Prudent, le Père Fourier attend jusqu’en décembre 1597 pour autoriser Alix à s’engager avec ses compagnes publiquement pendant la messe de minuit.
S’engager à quoi ?
À faire une sorte d’adieu au monde, à faire un cloître de sa propre demeure, à prier, à méditer, à visiter les pauvres et à enseigner le catéchisme aux enfants.
Vêtues de façon identique et très simplement, elles communient ensemble, les premières de la paroisse.
Naissance : Noël 1597
À Mattaincourt, elles s'engagent à se consacrer à la Vierge Marie mais ne prononcent pas de vœux.
Cette nuit de Noël 1597 marque la date de naissance de la congrégation Notre-Dame.
Attaques contre la congrégation
Pierre Fourier et Alix Le Clerc doivent faire face à toute une série d’attaques dirigées contre leur œuvre : le refus de Jean le Clerc, le père d’Alix, de laisser sa fille entrer dans un ordre nouveau non reconnu, les dissensions avec l’abbesse de Poussay et encore le combat mené par le Père Fleurant pour dissoudre la congrégation trop fragile à ses yeux.
P. Fourier veut laisser faire la Providence.
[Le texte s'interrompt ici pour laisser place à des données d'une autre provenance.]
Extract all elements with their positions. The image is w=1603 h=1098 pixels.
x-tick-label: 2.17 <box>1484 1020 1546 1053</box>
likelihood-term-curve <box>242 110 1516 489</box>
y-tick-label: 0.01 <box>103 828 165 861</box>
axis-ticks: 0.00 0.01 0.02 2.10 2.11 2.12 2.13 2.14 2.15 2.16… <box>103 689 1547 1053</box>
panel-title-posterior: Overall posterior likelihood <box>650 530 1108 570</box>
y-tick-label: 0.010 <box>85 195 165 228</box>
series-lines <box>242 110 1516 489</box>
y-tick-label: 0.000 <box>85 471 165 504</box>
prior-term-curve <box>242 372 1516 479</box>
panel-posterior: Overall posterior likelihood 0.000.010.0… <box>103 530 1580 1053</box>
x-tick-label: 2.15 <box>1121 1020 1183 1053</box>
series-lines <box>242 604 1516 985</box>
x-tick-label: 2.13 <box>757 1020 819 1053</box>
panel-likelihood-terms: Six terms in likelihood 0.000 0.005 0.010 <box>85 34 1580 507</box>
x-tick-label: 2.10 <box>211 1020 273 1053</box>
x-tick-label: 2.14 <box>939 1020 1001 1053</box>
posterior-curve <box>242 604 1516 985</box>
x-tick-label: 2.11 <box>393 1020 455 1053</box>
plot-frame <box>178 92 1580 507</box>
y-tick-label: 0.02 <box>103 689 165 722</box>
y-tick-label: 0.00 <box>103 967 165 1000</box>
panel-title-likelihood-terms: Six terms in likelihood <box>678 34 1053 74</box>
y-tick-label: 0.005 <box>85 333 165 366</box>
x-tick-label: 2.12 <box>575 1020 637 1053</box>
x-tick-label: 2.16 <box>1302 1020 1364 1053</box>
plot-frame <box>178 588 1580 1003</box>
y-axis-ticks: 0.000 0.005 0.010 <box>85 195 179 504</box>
La volonté d’Alix l’emporte, l'œuvre est sauvée.
Les premières fondations
Commence alors, avec le 17ème siècle, l’époque des fondations: en 1602, on ouvre une école à Saint-Mihiel, en 1603, une à Nancy sur la demande du cardinal Charles de Lorraine.
Fin 1604, Pont-à-Mousson réclame son école et en 1605 Saint-Nicolas-de-Port a la sienne.
En 1608, on passe les frontières de la Lorraine en s’installant à Verdun.
Reconnaissance de Nancy
La fondation de Nancy est significative de la réputation des premières écoles et aura des conséquences capitales pour l’avenir de l'Ordre.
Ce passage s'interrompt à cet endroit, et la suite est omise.